Après plus de quatre heures de discussions, les partenaires sociaux ont quitté la table vers 14h30 pour discuter en interne des propositions mises sur la table par le gouvernement. Ils sont revenus après une heure.
En début de soirée, après plus de 8 heures de discussion, un accord a été trouvé.
Comme prévu finalement depuis cette semaine, la fiscalité était au centre des discussions avec l'adaptation du barème d'imposition aux tranches indiciaires. Les syndicats en réclamaient 8 (les six derniers et les deux prévus en 2023), le gouvernement aura finalement donné son accord pour 2,5 tranches, à partir de l'année prochaine.
Les participants à la tripartite se sont également mis d'accord sur un crédit d'impôt pour cette année, il sera appliqué rétroactivement au 1er janvier.
Le gouvernement a également confirmé la garantie des index qui pourraient tomber en 2024, sans oublier la compensation par l'État de l'index prévu à la fin de cette année, jusqu'en janvier 2024.
Enfin, alors qu'il devait se terminer cette année au mois d'avril, les boucliers tarifaires sur les prix de l'énergie seront bien prolongés jusqu'en 2024.
Ces propositions ont été validées par les directions, devra encore obtenir l'aval des bases militantes des syndicats.
Le gouvernement DP-LSAP-Les Verts a mis différentes propositions sur la table qui concernent aussi bien la suppression progressive des aides financières liées à l'énergie, que la compensation d'une tranche indiciaire en faveur du patronat et que l'indexation du barème d'impôt revendiqué par l'OGBL.
Selon les sources de RTL, l'offre présentée par le Premier ministre au nom du gouvernement comprendrait, entre autres, la prolongation des mesures d'aides énergétiques durant trois mois et la prise en compte de deux tranches indiciaires pour le barème d'impôt au cours de l'année fiscale 2023. Et entre 2,5 et 3 tranches pour l'année prochaine.
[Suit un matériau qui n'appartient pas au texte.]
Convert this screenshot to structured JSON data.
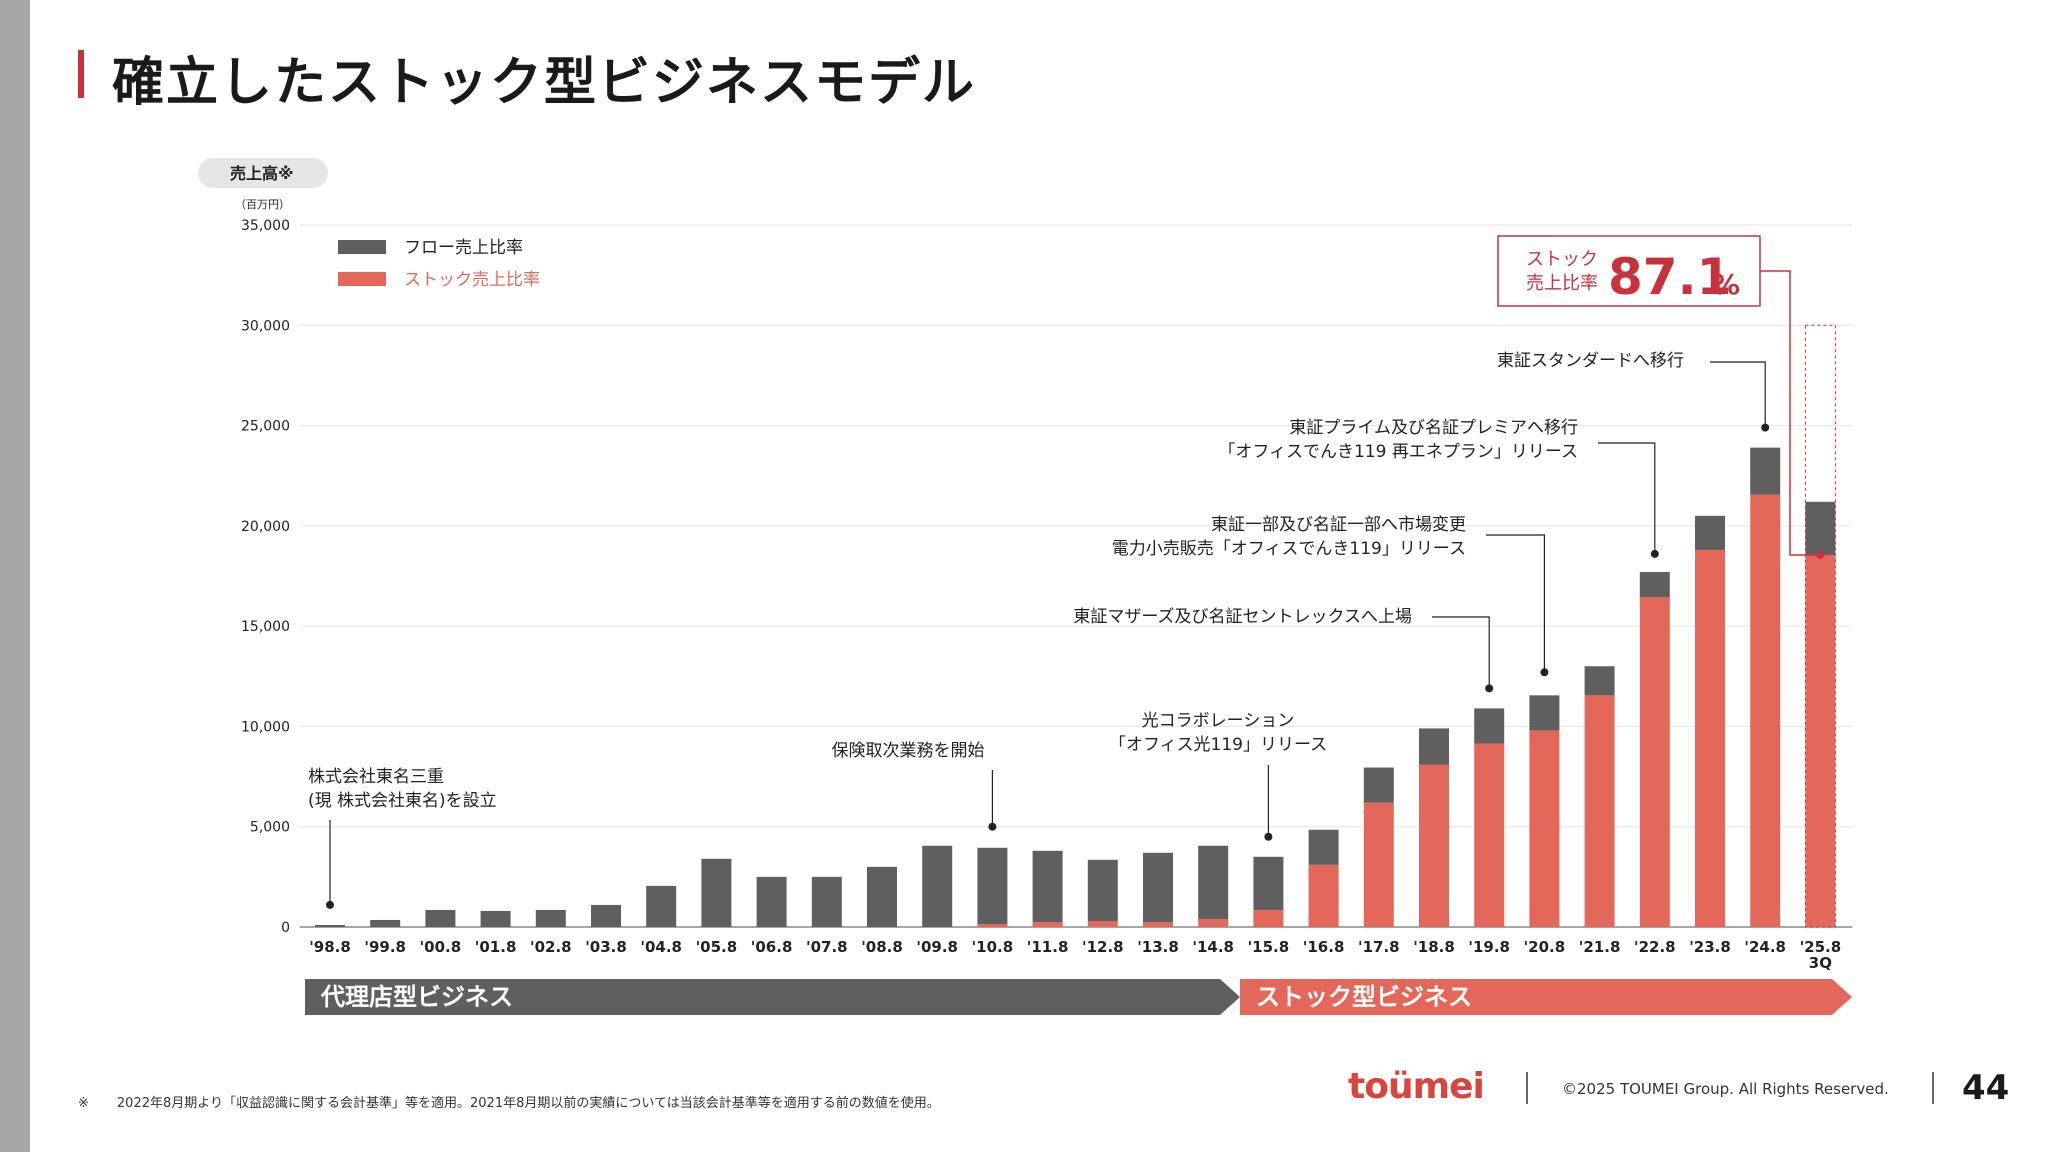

Chaque adaptation représenterait un manque à gagner de 120 millions d'euros en recettes fiscales pour les caisses de l'État.
Nora Back, présidente de l'OGBL, a confié sur place à RTL que son syndicat réclame que quatre tranches indiciaires soient prises en compte. Invitée au micro de RTL avant le démarrage de la tripartite, Nora Back a expliqué que "depuis 2017 et jusqu'à la fin de cette année, nous aurons vécu huit augmentations d'impôt. C'est énorme!" Car après chaque nouvel indexation des salaires, "des 2,5% brut de salaire supplémentaire, il ne reste que 1,7 à 1,75% net."
Une autre mesure proposée qui est sur la table des négociations est de faire passer le montant pour pouvoir bénéficier du crédit d'impôt sur les actes notariés (le "Bëllegen Akt") de 20.000 € à 30.000 €. C'était une revendication du CSV et une mesure à laquelle le ministre du Logement, Henri Kox, s'était dit favorable il y a quelques jours.
Les négociations se déroulent à huis clos. Si elles aboutissent à un accord, une conférence de presse sera organisée à l'issue des discussions.